In the current study, the researchers evaluated 2-year postoperative photographs from 84 patients who had undergone breast reconstruction after mastectomy. Photographs were converted to digital images for computer analysis based on anterior and lateral dimensions of linear and volumetric symmetry.
Twenty-seven patients had undergone reconstruction with tissue-expander/implant surgery, 27 had received a free transverse rectus abdominis myocutaneous (TRAM) procedure, and 30 had undergone a pedicle TRAM procedure.
The objective measures revealed that procedures using natural tissue yielded more symmetrical results than implants (P < .028). The pedicle TRAM, in which the patients tissue remains attached to its original site and is tunneled beneath the skin to the chest, produces marginally better symmetry than the free TRAM, in which the tissue is removed and transplanted to the chest (P < .06).

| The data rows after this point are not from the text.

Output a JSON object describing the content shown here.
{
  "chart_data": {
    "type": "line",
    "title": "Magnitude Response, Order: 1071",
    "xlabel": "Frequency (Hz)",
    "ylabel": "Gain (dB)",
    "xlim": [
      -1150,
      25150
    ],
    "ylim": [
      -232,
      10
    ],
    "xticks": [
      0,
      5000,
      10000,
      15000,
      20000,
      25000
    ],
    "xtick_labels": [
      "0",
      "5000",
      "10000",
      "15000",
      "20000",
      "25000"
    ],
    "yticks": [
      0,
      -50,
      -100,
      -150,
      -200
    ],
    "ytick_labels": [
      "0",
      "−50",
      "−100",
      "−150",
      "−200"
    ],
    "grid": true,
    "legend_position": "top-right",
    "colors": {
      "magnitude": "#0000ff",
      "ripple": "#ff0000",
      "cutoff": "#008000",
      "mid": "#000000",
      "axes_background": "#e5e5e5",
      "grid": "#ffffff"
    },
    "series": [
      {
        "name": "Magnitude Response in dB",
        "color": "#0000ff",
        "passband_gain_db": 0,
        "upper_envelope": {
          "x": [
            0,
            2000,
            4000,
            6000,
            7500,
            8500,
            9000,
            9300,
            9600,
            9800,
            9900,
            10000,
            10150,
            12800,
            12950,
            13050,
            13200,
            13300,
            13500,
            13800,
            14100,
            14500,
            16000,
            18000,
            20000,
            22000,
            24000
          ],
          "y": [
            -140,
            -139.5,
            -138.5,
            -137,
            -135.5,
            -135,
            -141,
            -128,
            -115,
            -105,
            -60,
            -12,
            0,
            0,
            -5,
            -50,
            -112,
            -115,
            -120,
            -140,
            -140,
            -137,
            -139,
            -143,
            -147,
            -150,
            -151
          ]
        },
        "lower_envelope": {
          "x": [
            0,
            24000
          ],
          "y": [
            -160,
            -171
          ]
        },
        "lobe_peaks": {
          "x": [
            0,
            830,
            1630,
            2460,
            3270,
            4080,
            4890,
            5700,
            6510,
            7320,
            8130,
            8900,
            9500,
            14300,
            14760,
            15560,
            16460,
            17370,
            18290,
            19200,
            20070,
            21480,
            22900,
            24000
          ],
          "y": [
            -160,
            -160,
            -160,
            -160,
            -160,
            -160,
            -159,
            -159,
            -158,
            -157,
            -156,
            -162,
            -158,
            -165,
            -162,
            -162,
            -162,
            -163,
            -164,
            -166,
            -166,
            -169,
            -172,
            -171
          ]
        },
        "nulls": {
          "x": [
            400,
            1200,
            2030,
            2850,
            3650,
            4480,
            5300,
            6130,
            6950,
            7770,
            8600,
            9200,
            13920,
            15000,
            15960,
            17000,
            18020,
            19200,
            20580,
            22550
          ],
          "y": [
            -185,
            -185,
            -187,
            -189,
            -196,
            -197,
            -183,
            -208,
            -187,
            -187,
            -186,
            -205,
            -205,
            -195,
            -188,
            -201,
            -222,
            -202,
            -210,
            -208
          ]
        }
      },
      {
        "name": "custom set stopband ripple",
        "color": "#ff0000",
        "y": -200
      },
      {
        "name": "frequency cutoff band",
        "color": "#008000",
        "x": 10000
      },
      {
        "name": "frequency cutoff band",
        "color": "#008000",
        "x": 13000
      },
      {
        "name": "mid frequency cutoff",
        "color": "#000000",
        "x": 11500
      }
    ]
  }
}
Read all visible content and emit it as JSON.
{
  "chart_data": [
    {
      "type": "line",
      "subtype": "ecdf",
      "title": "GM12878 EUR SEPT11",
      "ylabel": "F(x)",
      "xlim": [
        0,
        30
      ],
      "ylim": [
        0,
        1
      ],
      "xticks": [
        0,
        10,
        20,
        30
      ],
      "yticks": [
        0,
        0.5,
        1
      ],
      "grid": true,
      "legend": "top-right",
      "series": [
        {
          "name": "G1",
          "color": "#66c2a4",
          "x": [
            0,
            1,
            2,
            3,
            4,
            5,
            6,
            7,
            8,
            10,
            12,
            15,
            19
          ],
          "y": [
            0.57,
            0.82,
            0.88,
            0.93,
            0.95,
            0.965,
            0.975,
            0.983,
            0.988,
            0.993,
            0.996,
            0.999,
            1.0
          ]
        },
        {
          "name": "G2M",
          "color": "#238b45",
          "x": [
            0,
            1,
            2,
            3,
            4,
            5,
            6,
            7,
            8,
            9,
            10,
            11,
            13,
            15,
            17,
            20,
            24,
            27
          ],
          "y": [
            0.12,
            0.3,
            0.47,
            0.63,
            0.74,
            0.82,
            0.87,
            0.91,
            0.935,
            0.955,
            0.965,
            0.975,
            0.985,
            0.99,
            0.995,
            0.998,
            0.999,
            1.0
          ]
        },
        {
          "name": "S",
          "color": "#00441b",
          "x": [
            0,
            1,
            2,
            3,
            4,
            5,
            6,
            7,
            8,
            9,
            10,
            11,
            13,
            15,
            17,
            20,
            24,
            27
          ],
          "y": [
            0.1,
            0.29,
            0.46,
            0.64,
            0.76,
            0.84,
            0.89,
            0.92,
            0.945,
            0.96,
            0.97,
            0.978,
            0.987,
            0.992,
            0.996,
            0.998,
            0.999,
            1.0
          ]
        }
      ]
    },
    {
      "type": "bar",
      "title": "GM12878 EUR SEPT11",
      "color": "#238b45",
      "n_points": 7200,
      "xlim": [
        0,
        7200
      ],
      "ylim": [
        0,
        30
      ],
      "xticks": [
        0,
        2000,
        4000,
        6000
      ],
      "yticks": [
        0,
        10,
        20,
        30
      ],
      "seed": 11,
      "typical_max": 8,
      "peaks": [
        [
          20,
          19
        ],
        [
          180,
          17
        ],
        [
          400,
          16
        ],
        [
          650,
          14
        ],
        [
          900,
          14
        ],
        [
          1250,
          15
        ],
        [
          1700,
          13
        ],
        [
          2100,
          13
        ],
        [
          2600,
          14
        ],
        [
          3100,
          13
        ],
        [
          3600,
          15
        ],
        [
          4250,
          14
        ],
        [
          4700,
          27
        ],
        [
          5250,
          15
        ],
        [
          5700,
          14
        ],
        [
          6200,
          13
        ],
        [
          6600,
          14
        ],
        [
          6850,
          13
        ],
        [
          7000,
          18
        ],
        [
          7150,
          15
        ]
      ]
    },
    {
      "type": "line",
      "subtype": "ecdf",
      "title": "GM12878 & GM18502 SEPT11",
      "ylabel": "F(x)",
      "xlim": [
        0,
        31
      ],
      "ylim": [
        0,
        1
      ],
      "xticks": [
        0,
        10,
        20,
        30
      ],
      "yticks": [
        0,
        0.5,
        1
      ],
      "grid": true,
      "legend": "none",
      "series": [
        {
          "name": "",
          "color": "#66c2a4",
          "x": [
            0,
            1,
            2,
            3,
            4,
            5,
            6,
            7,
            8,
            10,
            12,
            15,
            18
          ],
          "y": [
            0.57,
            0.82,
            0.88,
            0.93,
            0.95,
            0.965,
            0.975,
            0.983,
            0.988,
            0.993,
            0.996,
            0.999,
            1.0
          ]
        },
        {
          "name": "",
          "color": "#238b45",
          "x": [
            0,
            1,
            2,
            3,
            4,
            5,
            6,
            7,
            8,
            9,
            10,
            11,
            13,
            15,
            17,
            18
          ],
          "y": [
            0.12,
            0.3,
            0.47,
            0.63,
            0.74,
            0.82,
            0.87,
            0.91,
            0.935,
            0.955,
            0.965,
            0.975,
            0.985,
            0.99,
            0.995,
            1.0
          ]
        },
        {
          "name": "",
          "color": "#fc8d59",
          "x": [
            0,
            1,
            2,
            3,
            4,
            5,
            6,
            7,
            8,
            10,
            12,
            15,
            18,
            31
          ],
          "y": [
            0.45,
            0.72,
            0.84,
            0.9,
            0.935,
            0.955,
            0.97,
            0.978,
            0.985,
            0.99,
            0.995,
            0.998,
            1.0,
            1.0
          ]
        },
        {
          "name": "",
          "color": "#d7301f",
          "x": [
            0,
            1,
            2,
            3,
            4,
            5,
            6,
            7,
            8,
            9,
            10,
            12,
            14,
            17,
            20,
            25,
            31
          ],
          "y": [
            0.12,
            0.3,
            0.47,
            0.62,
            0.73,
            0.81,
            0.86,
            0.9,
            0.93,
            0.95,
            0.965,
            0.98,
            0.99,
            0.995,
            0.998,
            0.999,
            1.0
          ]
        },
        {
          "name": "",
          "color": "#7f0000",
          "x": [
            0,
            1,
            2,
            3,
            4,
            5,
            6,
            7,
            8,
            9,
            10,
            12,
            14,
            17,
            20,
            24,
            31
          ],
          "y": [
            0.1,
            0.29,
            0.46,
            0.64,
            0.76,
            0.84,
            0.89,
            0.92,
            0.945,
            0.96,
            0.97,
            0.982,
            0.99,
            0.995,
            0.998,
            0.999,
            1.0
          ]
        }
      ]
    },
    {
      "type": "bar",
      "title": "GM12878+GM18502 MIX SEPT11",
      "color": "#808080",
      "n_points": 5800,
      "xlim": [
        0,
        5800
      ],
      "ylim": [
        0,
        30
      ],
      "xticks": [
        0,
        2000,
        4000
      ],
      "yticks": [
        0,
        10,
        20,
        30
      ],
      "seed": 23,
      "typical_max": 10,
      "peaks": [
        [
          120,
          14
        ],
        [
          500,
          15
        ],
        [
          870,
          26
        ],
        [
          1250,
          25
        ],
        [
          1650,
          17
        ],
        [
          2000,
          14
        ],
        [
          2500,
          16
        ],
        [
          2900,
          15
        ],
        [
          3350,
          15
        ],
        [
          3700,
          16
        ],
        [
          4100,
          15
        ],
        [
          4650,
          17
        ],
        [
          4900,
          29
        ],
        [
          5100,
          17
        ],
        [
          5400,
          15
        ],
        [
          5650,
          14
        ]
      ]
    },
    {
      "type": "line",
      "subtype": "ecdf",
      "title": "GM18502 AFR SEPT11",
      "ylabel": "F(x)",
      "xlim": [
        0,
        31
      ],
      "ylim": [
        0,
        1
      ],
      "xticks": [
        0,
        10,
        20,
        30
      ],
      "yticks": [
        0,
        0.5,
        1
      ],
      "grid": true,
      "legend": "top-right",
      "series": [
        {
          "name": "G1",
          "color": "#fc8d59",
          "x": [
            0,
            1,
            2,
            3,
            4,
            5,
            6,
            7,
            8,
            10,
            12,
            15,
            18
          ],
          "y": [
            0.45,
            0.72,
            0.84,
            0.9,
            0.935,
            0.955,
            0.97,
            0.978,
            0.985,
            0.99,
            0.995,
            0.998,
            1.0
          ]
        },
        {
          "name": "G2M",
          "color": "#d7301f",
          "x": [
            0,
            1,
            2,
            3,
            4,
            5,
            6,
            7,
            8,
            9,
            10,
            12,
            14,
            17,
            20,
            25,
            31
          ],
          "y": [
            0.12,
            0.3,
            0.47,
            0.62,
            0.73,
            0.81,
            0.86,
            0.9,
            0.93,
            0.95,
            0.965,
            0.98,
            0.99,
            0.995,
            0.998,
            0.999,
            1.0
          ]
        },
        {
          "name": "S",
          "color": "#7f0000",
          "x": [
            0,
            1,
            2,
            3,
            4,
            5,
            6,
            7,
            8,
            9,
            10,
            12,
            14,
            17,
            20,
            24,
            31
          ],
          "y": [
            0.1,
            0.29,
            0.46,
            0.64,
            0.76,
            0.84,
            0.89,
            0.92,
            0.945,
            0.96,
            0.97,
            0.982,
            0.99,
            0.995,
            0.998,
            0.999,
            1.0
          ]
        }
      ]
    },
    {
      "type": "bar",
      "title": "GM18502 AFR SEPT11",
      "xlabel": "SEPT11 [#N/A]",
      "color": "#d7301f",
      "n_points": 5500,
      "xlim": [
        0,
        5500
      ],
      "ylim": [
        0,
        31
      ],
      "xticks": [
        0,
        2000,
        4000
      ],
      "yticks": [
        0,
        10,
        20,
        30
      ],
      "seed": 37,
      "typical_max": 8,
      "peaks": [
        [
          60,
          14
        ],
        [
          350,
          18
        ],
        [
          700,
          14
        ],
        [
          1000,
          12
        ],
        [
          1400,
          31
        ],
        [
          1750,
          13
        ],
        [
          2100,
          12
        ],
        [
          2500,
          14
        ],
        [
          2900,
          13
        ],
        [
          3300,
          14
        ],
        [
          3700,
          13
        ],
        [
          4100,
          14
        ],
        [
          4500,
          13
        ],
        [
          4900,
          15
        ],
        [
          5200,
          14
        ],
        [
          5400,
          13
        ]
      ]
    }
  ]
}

The amazing part is that patient satisfaction matched these objective results. This is not something I would have predicted, Dr. Wilkins said. Results presented in May showed that women who chose TRAM procedures were 2.7 times more likely than women who chose implants to be generally satisfied with their results 1 year after surgery (P < .033).
Skepticism of Computer
Others are more skeptical about depending on a computer to determine aesthetic success. Stephen Kroll, MD, professor of plastic surgery, M.D. Anderson Cancer Center, is concerned that detailed computer analyses fail to account for the role of the surgeons artistic ability, skill, and dedication in reconstruction success and the factors the patient herself considers when determining the success of her reconstruction.
I think it would be a mistake if we leave this presentation thinking that pedicle TRAMs give better results than free TRAMs, Dr. Kroll said at a public forum held after the presentation. Dr. Kroll said that his own observations regarding free and pedicle TRAM procedures have not matched those of this study.
Dr. Wilkins does not dispute that the surgeons skill plays a tremendous role in success. For that reason, the 12 centers and 24 surgeons participating in MBROS represent the full spectrum of surgical settings, from small, private, single-physician practices to large, urban academic hospitals. By separating the procedures from the surgeons doing them, we are evaluating success more realistically, Dr. Wilkins said. Not all women are going to large, renowned academic hospitals for reconstruction procedures.
Dr. Wilkins does caution that these results are preliminary. So far, MBROS has looked at approximately 400 patients. With larger numbers, these findings could change, he concluded.
The Michigan Breast Reconstruction Outcome Study (MBROS) website for patient information on making decisions about breast reconstruction may be found at www.surgery.med.umich.edu/breastrecon.htm.